Differentiate between PCA and LDA
Principal Component Analysis (PCA)
- PCA is an unsupervised technique used for dimensionality reduction.
- It focuses on maximizing variance in the data.
- It does not consider class labels.
- It is mainly used for data compression and visualization.
Linear Discriminant Analysis (LDA)
- LDA is a supervised technique used for dimensionality reduction and classification.
- It focuses on maximizing the separation between different classes.
- It uses class labels to improve class discrimination.
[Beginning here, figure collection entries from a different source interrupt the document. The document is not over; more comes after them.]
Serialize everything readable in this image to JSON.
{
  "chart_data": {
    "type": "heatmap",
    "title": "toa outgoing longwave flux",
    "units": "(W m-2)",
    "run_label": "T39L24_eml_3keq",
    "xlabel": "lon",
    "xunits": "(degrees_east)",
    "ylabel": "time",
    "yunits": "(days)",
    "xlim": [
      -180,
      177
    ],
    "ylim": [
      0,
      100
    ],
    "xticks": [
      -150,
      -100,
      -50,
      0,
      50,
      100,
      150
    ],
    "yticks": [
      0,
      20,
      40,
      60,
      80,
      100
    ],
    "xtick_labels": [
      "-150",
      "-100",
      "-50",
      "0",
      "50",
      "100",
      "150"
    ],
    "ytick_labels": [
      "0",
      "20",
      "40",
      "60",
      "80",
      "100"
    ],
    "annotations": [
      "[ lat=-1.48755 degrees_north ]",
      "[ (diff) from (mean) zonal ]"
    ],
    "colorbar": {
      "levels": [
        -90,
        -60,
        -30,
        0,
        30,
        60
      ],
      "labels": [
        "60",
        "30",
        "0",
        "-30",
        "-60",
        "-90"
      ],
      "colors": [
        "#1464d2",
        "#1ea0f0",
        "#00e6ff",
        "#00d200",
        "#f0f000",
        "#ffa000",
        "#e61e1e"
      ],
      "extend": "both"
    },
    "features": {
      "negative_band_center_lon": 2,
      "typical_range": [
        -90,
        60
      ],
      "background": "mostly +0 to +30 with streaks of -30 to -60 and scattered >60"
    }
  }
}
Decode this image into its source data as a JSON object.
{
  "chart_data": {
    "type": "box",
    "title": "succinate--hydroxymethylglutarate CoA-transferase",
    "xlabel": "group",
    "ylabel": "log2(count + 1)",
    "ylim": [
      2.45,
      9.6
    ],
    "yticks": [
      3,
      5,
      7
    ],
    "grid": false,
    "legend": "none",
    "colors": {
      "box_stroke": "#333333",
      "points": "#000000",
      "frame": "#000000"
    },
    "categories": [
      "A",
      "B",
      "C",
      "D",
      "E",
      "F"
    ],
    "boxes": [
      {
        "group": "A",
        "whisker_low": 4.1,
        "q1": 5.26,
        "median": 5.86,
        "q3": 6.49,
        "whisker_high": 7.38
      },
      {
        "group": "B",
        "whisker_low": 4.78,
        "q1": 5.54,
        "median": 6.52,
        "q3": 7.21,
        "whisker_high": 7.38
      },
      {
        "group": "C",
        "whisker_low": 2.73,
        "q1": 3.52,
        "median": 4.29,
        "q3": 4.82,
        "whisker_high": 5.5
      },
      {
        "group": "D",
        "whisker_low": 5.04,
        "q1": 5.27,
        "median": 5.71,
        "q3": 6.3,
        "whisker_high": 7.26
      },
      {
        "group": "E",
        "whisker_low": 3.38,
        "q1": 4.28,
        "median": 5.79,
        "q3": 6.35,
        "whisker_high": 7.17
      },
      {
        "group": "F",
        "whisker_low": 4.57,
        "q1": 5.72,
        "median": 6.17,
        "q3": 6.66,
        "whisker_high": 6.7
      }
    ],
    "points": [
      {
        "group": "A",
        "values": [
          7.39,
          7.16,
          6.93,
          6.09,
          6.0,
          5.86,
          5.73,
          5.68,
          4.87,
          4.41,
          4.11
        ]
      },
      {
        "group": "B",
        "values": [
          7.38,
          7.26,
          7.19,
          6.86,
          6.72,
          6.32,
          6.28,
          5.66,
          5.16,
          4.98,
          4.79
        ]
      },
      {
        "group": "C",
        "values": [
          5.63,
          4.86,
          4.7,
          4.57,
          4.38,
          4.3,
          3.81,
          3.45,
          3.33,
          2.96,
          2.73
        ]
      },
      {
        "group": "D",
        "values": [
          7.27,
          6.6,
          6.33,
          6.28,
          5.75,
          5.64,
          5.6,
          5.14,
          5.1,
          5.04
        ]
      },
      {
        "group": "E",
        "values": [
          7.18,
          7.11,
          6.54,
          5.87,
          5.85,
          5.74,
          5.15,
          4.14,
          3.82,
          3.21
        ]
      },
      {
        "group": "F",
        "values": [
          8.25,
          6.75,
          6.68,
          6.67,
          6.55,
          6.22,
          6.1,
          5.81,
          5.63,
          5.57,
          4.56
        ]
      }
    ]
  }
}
- It is mainly used when classification is required.
Key Differences
| Aspect | PCA (Principal Component Analysis) | LDA (Linear Discriminant Analysis) |
|---|
| Learning Type | Unsupervised | Supervised |
| Objective | Maximize variance | Maximize class separation |
| Use of Labels | Does not use labels | Uses class labels |
| Application | Data reduction, visualization | Classification, feature reduction |
When to Prefer LDA over PCA
- When the dataset has labeled data and the goal is classification.
- When we want to maximize separation between different classes.
- When improving classification accuracy is more important than just reducing dimensions.